When I used to work in the Hadoop ecosystem with HDS the landing zone was our raw layer, and we used to use AVRO format for the serialization of this raw data (for the schema evolution feature), only assigning names to columns but not enforcing any data type, each column was stored as string type.

In the medallion architecture, bronze represents the raw layer. However, I need clarity regarding best practices here. My question is: Should we use delta tables and treat each column as a string type, or should we enforce a specific data type at this layer?

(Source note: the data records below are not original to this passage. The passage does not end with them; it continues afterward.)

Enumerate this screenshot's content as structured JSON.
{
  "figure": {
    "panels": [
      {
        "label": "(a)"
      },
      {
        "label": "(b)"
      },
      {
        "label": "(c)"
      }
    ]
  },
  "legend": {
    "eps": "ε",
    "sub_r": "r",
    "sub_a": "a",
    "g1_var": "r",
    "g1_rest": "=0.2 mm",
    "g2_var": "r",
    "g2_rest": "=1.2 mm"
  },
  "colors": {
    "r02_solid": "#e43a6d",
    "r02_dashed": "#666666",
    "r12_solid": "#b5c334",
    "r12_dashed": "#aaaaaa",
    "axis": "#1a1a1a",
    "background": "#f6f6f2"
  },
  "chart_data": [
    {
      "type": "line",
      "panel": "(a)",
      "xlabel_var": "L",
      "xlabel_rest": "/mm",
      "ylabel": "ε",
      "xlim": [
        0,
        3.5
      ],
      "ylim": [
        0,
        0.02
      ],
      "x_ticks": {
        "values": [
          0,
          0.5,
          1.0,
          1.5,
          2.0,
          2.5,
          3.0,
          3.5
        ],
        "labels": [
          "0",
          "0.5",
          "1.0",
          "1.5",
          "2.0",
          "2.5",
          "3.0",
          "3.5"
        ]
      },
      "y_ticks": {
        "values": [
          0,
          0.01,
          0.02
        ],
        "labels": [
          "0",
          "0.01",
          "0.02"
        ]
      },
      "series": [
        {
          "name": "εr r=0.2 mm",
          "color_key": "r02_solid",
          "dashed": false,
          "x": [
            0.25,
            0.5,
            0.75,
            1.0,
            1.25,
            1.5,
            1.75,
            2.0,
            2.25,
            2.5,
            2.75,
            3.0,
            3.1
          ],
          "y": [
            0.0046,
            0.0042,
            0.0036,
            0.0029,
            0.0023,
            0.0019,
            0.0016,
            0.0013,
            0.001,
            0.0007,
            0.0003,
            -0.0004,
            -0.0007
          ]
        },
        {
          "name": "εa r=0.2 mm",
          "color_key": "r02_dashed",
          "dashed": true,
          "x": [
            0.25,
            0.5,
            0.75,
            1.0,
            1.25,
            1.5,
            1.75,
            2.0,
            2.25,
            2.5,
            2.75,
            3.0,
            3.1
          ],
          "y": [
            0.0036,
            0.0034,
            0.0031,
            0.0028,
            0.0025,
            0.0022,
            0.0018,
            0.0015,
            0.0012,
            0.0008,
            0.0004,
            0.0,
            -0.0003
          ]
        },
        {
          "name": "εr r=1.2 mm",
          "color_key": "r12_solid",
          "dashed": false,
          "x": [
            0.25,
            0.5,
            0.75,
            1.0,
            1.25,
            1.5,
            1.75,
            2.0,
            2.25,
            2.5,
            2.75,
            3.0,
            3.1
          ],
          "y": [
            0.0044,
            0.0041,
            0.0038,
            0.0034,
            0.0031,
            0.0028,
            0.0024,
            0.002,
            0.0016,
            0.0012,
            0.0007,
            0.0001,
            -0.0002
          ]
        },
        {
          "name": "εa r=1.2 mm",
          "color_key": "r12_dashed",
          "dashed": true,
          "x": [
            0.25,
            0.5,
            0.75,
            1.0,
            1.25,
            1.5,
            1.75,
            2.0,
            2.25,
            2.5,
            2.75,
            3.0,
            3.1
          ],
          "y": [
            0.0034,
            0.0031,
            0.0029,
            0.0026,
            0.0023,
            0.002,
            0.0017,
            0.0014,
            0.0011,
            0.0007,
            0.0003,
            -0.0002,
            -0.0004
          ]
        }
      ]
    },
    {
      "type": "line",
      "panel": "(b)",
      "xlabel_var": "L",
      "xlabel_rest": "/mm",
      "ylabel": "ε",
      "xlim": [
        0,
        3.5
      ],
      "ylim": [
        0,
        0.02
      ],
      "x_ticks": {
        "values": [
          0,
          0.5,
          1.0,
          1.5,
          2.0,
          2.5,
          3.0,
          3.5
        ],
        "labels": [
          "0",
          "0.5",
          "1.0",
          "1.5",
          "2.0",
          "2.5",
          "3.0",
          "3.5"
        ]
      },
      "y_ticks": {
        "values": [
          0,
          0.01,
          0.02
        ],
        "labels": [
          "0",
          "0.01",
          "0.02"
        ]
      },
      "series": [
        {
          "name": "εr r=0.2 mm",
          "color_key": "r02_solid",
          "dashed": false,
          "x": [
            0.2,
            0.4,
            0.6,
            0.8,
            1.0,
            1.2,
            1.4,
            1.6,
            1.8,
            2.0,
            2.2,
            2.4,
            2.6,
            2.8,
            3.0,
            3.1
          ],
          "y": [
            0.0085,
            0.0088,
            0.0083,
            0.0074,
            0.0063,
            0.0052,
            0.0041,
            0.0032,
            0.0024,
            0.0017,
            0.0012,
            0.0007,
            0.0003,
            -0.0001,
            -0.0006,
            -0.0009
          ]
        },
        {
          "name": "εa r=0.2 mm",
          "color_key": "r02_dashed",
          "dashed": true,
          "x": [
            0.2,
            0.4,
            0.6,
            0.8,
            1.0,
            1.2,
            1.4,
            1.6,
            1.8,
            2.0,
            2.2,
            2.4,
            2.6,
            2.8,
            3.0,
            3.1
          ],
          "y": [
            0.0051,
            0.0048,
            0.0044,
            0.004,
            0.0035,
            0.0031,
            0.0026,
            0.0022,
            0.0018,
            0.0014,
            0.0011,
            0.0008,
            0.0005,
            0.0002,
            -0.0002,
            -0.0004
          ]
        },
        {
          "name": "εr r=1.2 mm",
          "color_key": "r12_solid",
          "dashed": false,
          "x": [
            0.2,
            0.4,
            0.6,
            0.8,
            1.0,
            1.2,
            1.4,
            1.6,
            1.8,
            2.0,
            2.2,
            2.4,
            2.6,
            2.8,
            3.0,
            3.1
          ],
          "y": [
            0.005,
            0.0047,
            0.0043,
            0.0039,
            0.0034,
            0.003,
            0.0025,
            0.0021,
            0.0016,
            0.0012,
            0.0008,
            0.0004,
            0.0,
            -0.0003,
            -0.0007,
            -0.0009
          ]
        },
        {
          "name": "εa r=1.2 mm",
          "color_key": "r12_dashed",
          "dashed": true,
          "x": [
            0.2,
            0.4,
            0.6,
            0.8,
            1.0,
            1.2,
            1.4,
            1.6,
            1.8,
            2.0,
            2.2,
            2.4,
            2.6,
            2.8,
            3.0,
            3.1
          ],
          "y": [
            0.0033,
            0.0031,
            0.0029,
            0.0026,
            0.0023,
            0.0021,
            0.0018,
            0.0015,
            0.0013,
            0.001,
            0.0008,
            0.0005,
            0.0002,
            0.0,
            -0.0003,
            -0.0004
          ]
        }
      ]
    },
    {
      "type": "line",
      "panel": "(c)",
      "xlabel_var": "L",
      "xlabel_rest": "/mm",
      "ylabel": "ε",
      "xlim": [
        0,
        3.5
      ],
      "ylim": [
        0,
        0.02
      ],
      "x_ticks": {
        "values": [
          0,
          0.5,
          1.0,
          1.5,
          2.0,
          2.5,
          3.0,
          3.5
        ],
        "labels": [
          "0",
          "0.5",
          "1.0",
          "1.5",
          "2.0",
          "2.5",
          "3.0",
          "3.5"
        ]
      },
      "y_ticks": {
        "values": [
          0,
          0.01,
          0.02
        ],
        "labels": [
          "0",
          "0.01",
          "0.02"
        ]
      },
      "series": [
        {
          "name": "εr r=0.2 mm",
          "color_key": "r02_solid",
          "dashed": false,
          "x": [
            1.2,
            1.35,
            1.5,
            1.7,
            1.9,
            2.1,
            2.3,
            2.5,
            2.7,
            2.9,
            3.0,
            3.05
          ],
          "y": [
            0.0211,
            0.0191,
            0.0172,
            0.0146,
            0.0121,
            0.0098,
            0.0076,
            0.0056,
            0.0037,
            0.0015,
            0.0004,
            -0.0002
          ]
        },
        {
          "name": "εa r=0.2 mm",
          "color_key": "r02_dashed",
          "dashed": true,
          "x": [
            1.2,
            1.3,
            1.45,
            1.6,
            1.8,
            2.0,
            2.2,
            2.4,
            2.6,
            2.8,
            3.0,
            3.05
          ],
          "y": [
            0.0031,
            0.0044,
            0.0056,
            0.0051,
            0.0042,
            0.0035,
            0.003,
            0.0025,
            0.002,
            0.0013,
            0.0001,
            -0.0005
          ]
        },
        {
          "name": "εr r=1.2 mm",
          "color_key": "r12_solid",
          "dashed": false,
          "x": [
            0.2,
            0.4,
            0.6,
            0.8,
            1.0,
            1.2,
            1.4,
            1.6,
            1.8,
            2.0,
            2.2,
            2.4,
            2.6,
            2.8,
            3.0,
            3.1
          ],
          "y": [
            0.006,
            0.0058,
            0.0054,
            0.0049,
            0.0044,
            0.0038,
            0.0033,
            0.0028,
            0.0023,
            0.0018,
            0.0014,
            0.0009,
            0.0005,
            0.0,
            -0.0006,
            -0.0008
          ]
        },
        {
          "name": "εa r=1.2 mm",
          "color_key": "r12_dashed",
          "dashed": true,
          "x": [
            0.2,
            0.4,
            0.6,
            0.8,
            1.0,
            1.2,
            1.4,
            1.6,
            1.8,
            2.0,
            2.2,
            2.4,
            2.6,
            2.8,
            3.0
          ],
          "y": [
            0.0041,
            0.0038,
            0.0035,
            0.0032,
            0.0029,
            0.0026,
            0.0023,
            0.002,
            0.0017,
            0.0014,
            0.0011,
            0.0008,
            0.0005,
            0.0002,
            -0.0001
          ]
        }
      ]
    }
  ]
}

Alternatively, should we allow the delta table to handle data discovery for us?"

Thank you very much for the clarification on the best practices and alternatives, pros and cons.

Best Regards

swethaNandan · ‎09-21-2023

The focus in bronze layer is quick CDC and the ability to provide an historical archive of source (cold storage), data lineage, reprocessing if needed without rereading the data from the source system.

It is recommended that the datatypes and the structure of the table remain as is of the source system table so that re reading of data can happen at bronze layer instead of hitting source table again.

The bronze layer being delta will help with more control over version so that re processing is easier.

View solution in original post

swethaNandan · ‎09-21-2023

The focus in bronze layer is quick CDC and the ability to provide an historical archive of source (cold storage), data lineage, reprocessing if needed without rereading the data from the source system.

It is recommended that the datatypes and the structure of the table remain as is of the source system table so that re reading of data can happen at bronze layer instead of hitting source table again.

The bronze layer being delta will help with more control over version so that re processing is easier.

eimis_pacheco · ‎09-22-2023

Thank you very much for your answer @swethaNandan.

Regards!

param_sen · ‎11-24-2023

Hi dear community,

I am utilizing the Databricks autoloader to ingest files from Google Cloud Storage (GCS) into Delta tables in the bronze layer of a Medallion architecture. According to lakehouse principles, the bronze layer should store raw data with minimal transformation. I have a scenario where the incoming file has columns in camelCase, but the corresponding table in the silver layer uses snake_case for column names. Should I maintain the camelCase column names in the bronze layer, or is it advisable to rename them to align with the snake_case convention in the silver layer?

Regards,

param_sen